I didn't read the whole article, but personally I feel (for better or worse) that email has been corrupted as a "one-size-fits-all" form on Internet messaging. Now we want to turn it into a social network? Between SPAM, and everyone wanting to "send me frequent updates to my inbox," I'm constantly fighting to _decrease_ the noise in my inbox. People like this are out there trying to _increase_ the noise to my inbox.
Personally, I think email is a big target for _everything_ Internet messaging because its the lowest common denominator. There is a _huge_ gap in the Internet community between the early adopters and the late adopters (what about all those people still on dial-up modems using Internet Explorer 5 on an 800x600 screen). If we had more widespread adoption of technologies like SMS, RSS, IM, etc., we might actually see a willingness to use them more appropriately and not abuse email.

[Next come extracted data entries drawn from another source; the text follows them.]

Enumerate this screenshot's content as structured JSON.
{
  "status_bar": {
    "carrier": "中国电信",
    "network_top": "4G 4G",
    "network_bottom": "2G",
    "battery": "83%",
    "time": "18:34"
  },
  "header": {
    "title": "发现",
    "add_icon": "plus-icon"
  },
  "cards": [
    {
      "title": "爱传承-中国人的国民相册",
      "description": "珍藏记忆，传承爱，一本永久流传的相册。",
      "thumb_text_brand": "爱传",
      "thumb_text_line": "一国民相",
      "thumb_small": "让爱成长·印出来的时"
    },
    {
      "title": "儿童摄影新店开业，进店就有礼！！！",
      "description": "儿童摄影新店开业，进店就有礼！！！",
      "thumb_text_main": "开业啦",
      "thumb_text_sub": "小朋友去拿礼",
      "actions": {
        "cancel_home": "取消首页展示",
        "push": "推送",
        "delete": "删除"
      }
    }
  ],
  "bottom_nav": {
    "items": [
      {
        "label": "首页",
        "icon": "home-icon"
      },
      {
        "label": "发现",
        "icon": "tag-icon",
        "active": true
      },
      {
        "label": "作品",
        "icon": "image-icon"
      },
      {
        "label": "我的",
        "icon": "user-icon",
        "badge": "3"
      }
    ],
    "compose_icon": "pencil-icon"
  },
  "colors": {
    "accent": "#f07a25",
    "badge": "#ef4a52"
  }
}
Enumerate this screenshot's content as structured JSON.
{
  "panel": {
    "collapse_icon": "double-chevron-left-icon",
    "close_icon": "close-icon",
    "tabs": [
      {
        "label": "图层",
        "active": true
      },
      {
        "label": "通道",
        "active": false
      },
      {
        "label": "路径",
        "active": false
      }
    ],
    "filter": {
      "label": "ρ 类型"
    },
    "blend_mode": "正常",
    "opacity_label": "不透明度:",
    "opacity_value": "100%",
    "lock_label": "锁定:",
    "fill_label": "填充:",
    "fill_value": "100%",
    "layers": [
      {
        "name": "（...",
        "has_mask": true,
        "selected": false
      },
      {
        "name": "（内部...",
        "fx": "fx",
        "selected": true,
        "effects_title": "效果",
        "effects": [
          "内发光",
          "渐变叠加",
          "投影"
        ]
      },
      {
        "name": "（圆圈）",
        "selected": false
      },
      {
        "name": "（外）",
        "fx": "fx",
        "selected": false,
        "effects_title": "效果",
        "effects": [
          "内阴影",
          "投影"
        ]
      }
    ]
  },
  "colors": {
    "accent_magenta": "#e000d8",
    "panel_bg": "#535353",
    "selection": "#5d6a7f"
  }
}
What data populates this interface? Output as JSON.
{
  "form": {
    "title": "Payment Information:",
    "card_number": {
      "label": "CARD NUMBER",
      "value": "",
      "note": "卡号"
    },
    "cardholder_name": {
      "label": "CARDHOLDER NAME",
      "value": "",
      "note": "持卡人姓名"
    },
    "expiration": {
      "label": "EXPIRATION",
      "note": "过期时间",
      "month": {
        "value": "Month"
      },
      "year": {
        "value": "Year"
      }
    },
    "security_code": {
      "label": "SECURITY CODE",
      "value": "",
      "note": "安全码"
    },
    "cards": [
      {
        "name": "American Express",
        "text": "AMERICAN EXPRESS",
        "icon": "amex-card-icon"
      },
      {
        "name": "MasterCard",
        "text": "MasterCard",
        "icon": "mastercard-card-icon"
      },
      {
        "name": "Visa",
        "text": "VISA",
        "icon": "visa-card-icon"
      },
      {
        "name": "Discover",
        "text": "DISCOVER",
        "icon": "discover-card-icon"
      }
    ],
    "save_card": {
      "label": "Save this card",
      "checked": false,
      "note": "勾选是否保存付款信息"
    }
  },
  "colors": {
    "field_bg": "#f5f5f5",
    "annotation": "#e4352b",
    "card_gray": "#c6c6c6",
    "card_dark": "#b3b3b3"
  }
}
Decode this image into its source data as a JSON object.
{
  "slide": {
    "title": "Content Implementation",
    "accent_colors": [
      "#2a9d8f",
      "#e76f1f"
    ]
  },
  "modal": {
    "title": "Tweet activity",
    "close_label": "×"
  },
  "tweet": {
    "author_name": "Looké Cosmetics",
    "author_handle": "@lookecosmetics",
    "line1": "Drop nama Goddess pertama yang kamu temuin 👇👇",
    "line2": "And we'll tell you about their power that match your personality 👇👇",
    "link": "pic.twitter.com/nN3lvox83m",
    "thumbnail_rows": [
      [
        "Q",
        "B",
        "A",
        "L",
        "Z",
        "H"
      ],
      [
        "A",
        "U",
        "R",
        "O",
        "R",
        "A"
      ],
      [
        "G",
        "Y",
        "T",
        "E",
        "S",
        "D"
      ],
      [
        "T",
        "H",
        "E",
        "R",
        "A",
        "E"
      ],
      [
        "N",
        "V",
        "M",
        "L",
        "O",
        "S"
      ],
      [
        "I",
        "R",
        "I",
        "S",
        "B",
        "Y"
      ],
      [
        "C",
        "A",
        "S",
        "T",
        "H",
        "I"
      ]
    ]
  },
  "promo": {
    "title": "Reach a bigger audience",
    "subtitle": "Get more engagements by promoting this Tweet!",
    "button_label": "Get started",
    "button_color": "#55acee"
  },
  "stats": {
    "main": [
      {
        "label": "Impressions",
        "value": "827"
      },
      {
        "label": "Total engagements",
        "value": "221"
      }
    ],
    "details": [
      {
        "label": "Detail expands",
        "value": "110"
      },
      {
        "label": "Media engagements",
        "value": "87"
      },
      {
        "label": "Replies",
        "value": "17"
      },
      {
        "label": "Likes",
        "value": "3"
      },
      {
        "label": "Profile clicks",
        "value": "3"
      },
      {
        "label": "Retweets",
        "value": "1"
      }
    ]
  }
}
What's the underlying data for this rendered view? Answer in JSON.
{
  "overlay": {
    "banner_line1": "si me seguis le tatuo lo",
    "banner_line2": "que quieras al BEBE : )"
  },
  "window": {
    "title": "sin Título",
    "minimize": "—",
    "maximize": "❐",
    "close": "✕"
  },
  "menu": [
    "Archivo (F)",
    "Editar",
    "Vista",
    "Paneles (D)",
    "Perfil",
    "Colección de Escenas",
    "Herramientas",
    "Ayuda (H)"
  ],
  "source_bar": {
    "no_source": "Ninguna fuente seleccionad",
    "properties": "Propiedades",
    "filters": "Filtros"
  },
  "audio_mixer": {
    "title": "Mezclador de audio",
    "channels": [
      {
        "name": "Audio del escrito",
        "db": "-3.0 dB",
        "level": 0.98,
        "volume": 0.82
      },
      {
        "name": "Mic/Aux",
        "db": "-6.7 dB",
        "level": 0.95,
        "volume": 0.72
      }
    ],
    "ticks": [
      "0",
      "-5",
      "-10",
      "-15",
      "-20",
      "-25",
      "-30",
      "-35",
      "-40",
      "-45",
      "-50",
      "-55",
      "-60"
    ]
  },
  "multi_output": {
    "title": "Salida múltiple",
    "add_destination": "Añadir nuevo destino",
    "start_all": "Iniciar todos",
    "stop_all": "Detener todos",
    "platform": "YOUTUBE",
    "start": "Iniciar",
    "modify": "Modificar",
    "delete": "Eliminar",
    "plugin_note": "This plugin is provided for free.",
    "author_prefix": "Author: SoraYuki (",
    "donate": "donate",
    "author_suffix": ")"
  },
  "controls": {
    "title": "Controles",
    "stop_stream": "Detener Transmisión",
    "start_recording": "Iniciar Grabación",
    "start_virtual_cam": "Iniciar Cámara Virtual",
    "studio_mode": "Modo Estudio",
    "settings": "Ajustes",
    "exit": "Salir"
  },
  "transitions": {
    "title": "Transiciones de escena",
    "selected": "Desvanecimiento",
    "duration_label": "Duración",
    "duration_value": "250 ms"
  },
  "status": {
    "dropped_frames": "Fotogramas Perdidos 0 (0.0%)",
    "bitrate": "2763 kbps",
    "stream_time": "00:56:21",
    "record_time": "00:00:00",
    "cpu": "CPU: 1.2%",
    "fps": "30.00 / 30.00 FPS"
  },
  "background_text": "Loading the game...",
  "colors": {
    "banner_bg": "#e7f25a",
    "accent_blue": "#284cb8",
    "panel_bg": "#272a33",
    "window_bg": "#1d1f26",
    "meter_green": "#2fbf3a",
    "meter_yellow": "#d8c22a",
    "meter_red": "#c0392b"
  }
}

My 2 cents? I'd rather see Inbox 0.1 than Inbox 2.0. =/
And yes, I realize what I just said may contradict with some of the work we do (like developing an RSS to Email newsletter application). These are just the ideas I have about how _I_ like to use email personally. I prefer to receive newsletter-like content via RSS, not email. However, there are a lot of people out there who don't feel the same way, and that's okay too. =)
Dahlia, I checked out the article yesterday and to be honest I don't know how much you can really take away from it. The descriptions of how they plan on changing the experience is so vague, and Yahoo! really do have a habit of trying things and pulling them if they don't seem to work pretty quickly.
If it means making it easier to see the email that's important to you, it will probably be a welcome feature to email users, and make senders work even harder to provide relevant and interesting content. I think this is a plus for both sides. At this stage though, i think it's a little too early to form much of an opinion on any impact this might have. It will certainly be interesting to see how it all pans out.
I also completely agree with Chris, it's so easy for us early adopters to forget about the other 99% who have never heard of RSS and don't really know what social networking means. Who knows if they'll get much value out of some of these initiatives - I'll guess we'll find out soon enough.